Avdv – Um caso para o TPI seria o julgamento dos torturadores americanos da prisão iraquiana Abu Ghraib.

Rezek – Sim, mas à base da complementaridade. A administração militar americana já julgou e processou alguns destes acusados e, em alguns casos, aplicou condenações. Por outro lado, o TPI poderia atuar caso houvesse convicção de que o processo não foi sério, de que as absolvições fossem injustificadas. A nacionalidade dos acusados, porém, impediria o julgamento. Já no caso da absolvição de uma pessoa de um país-membro do TPI, em seu próprio país, sobre a qual é possível se dizer que não houve justiça, ao procurador é permitido levantar a questão.

Avdv – Sessenta anos depois do final de Segunda Grande Guerra, a Europa dá sinais de grande tensão social e há uma tendência generalizada ao ufanismo e xenofobia. O quadro é alarmante?

Rezek – Sim, para os que de algum modo dependem de se integrar na Europa, tendo vindo de longe. Para os que acompanham à distância esse fenômeno, ele é desalentador.

Avdv – No Brasil, o assassinato da freira americana Dorothy Stang expôs, mais uma vez, a delicada questão da distribuição de terras no país.

Rezek – A questão da Reforma Agrária, com a qual a morte da freira está relacionada, continua sendo um problema grave no Brasil de hoje. As resistências à reforma do uso da terra, a dificuldade que o poder público tem em realizá-la de maneira completa e satisfatória, o desencadear de forças sociais que pretendem reagir ao que chama de "inércia do poder público", tomando a iniciativa da ocupação e assim por diante, formam um contexto lamentável. Há muitos anos, quando eu ainda estava no Supremo Tribunal Federal, eu lamentava a lentidão com que a Reforma Agrária vinha sendo feita no Brasil. Até os abusos do Movimento dos Sem-Terra (MST), cuja existência ninguém nega, são conseqüências inevitáveis daquilo que o poder público até hoje não conseguiu realizar de maneira convincente.

Avdv – O governo do presidente Lula da Silva o decepciona, então?

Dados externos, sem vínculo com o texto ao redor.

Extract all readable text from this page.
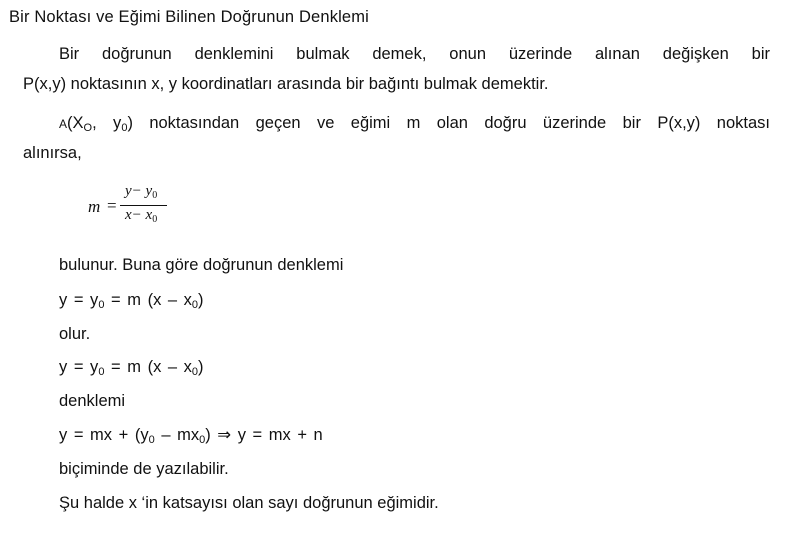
Bir Noktası ve Eğimi Bilinen Doğrunun Denklemi
Bir doğrunun denklemini bulmak demek, onun üzerinde alınan değişken bir
P(x,y) noktasının x, y koordinatları arasında bir bağıntı bulmak demektir.
$A(X_O$, $y_0$) noktasından geçen ve eğimi m olan doğru üzerinde bir P(x,y) noktası
alınırsa,
m =
$y- y_0$
$x- x_0$
bulunur. Buna göre doğrunun denklemi
$y = y_0 = m$ $(x - x_0)$
olur.
$y = y_0 = m$ $(x - x_0)$
denklemi
y = mx + $(y_0 - mx_0)$ ⇒ y = mx + n
biçiminde de yazılabilir.
Şu halde x ‘in katsayısı olan sayı doğrunun eğimidir.
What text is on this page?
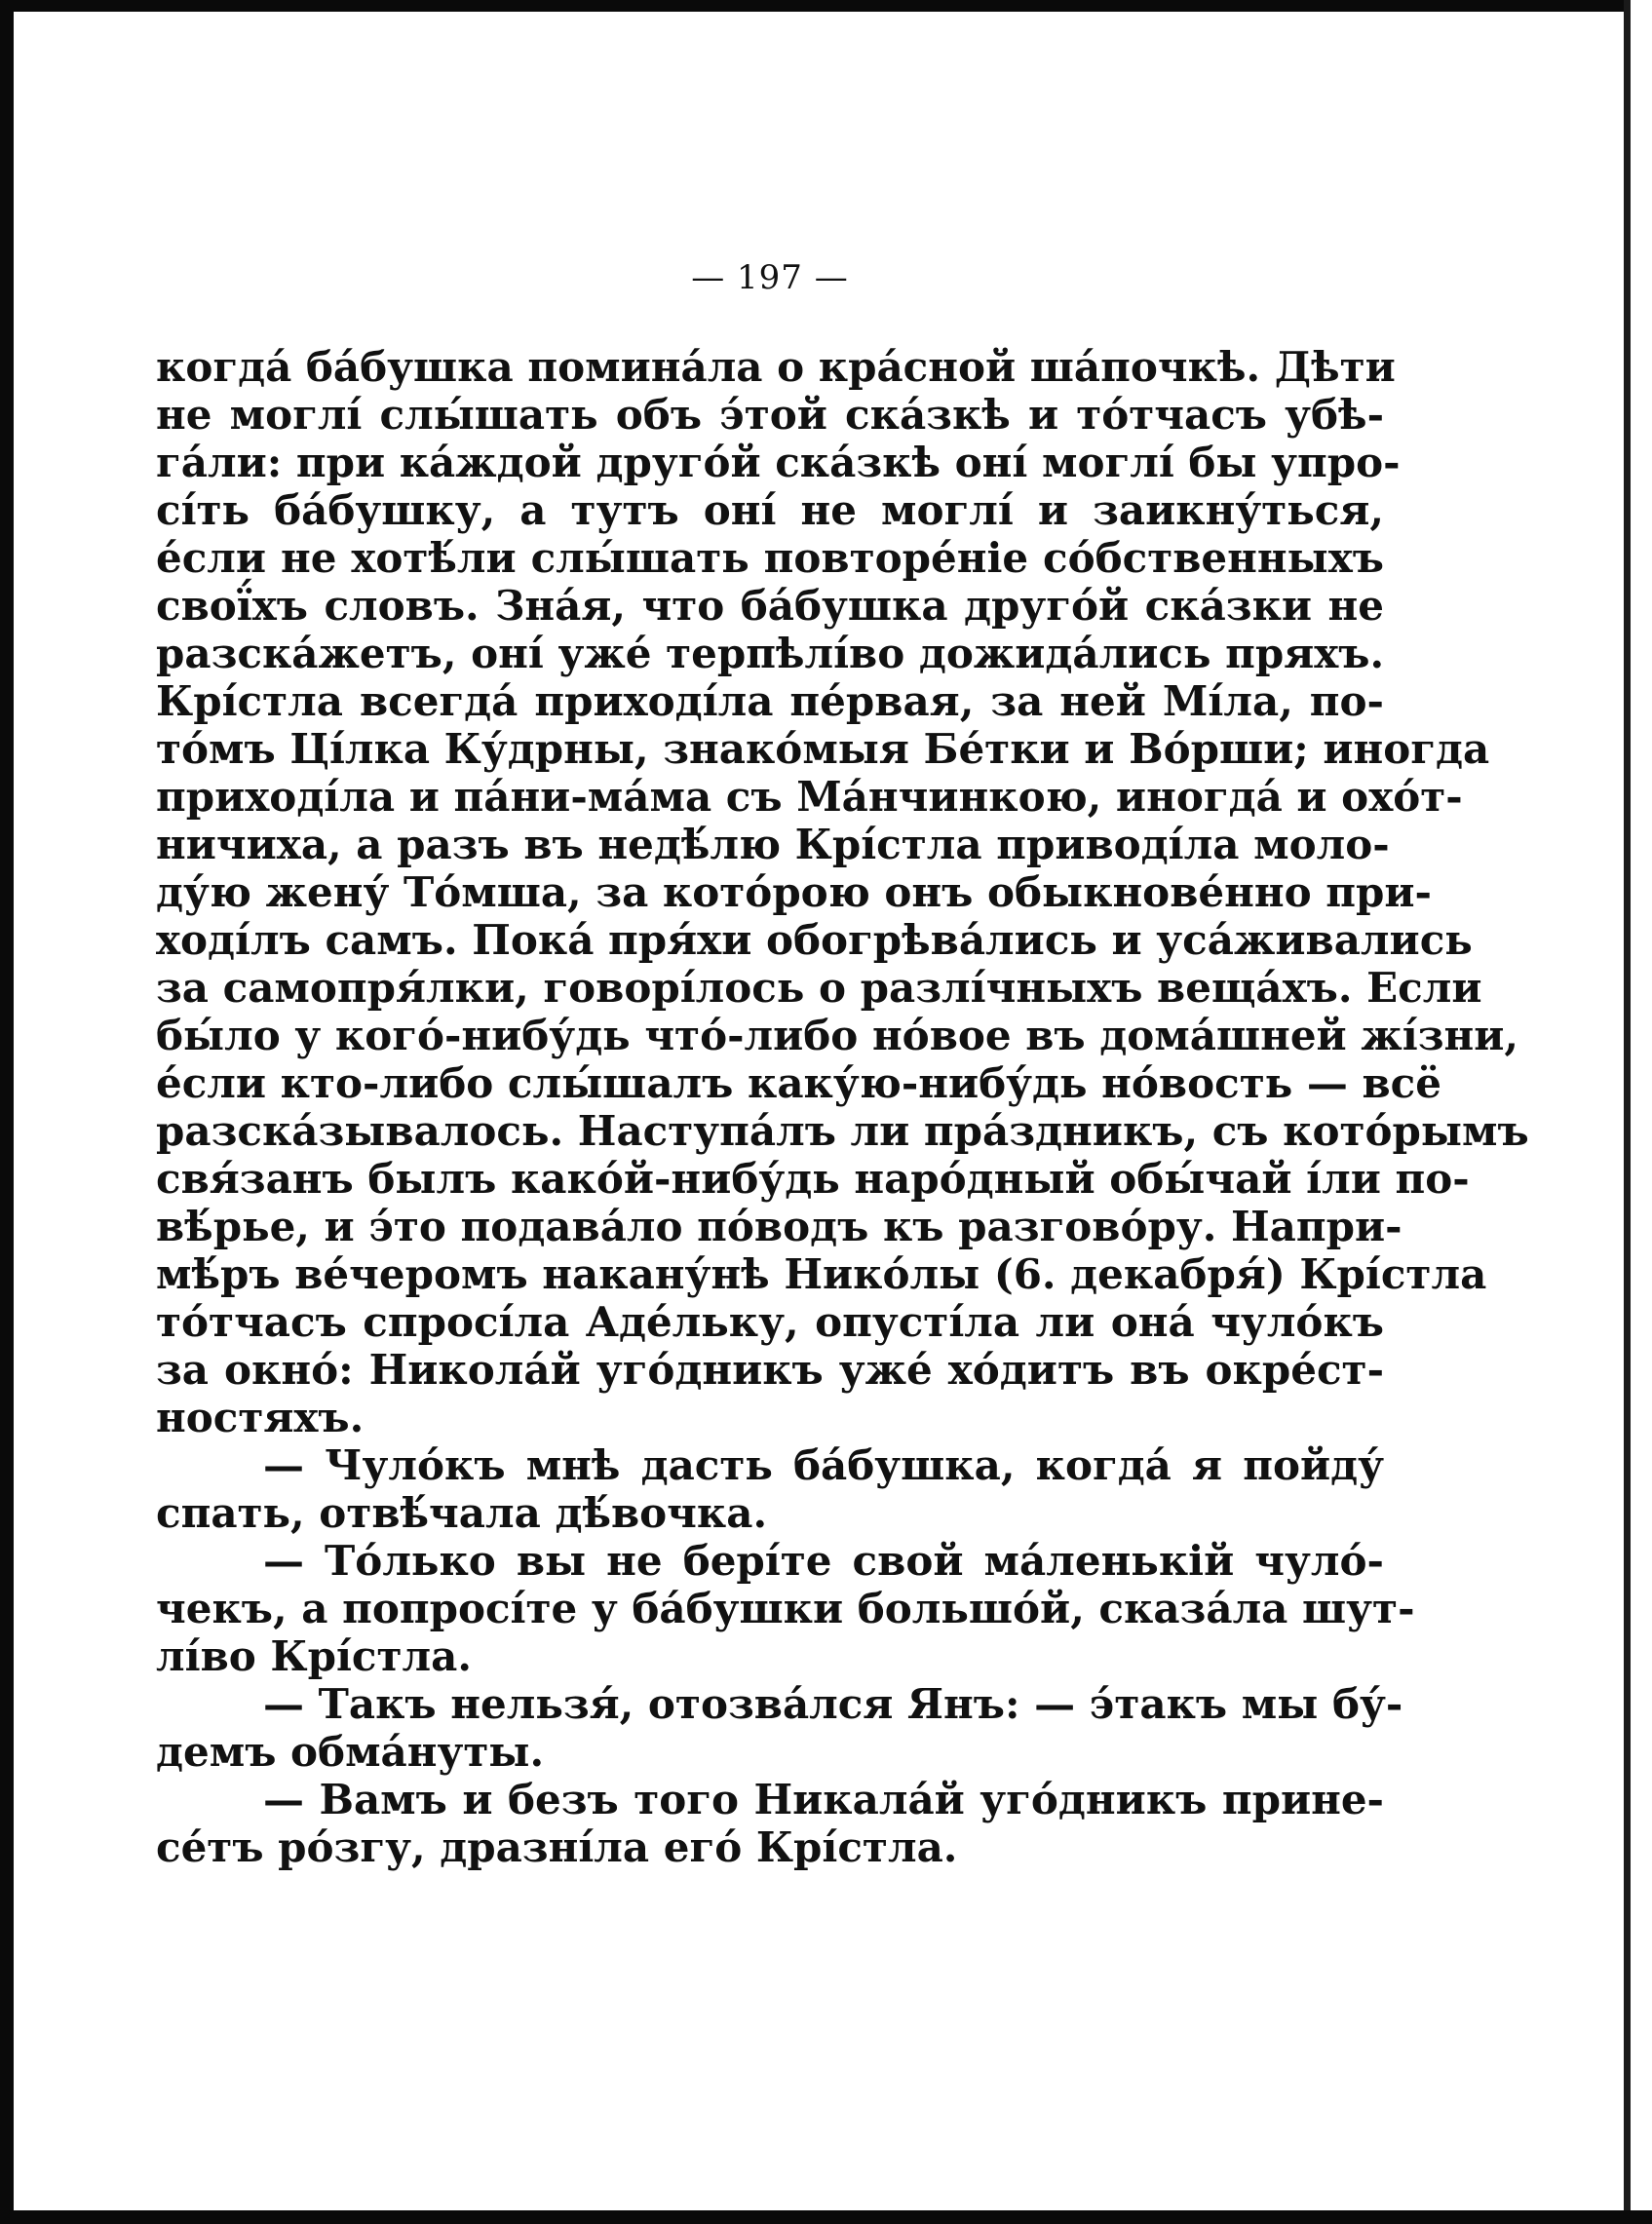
— 197 —
когда́ ба́бушка помина́ла о кра́сной ша́почкѣ. Дѣти
не моглі́ слы́шать объ э́той ска́зкѣ и то́тчасъ убѣ-
га́ли: при ка́ждой друго́й ска́зкѣ оні́ моглі́ бы упро-
сі́ть ба́бушку, а тутъ оні́ не моглі́ и заикну́ться,
е́сли не хотѣ́ли слы́шать повторе́ніе со́бственныхъ
свої́хъ словъ. Зна́я, что ба́бушка друго́й ска́зки не
разска́жетъ, оні́ уже́ терпѣлі́во дожида́лись пряхъ.
Крі́стла всегда́ приході́ла пе́рвая, за ней Мі́ла, по-
то́мъ Ці́лка Ку́дрны, знако́мыя Бе́тки и Во́рши; иногда
приході́ла и па́ни-ма́ма съ Ма́нчинкою, иногда́ и охо́т-
ничиха, а разъ въ недѣ́лю Крі́стла приводі́ла моло-
ду́ю жену́ То́мша, за кото́рою онъ обыкнове́нно при-
ході́лъ самъ. Пока́ пря́хи обогрѣва́лись и уса́живались
за самопря́лки, говорі́лось о разлі́чныхъ веща́хъ. Если
бы́ло у кого́-нибу́дь что́-либо но́вое въ дома́шней жі́зни,
е́сли кто-либо слы́шалъ каку́ю-нибу́дь но́вость — всё
разска́зывалось. Наступа́лъ ли пра́здникъ, съ кото́рымъ
свя́занъ былъ како́й-нибу́дь наро́дный обы́чай і́ли по-
вѣ́рье, и э́то подава́ло по́водъ къ разгово́ру. Напри-
мѣ́ръ ве́черомъ накану́нѣ Нико́лы (6. декабря́) Крі́стла
то́тчасъ спросі́ла Аде́льку, опусті́ла ли она́ чуло́къ
за окно́: Никола́й уго́дникъ уже́ хо́дитъ въ окре́ст-
ностяхъ.
— Чуло́къ мнѣ дасть ба́бушка, когда́ я пойду́
спать, отвѣ́чала дѣ́вочка.
— То́лько вы не бері́те свой ма́ленькій чуло́-
чекъ, а попросі́те у ба́бушки большо́й, сказа́ла шут-
лі́во Крі́стла.
— Такъ нельзя́, отозва́лся Янъ: — э́такъ мы бу́-
демъ обма́нуты.
— Вамъ и безъ того Никала́й уго́дникъ прине-
се́тъ ро́згу, дразні́ла его́ Крі́стла.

Rezek – É um pouco difícil, abordar um tema político. Parte do eleitorado do presidente da República se diz decepcionada por coisas que ele e o seu governo decidiram e que revelam perfeita responsabilidade. Contenção de gastos públicos, manutenção de uma política monetária que não oferece alternativa e da qual não podemos nos liberar. São decepções injustas, por que nesse domínio o governo faz o que deveria. Agora reconheço que existem domínios em que eram justas as expectativas – eu próprio esperava mais – e um deles é o da Reforma Agrária.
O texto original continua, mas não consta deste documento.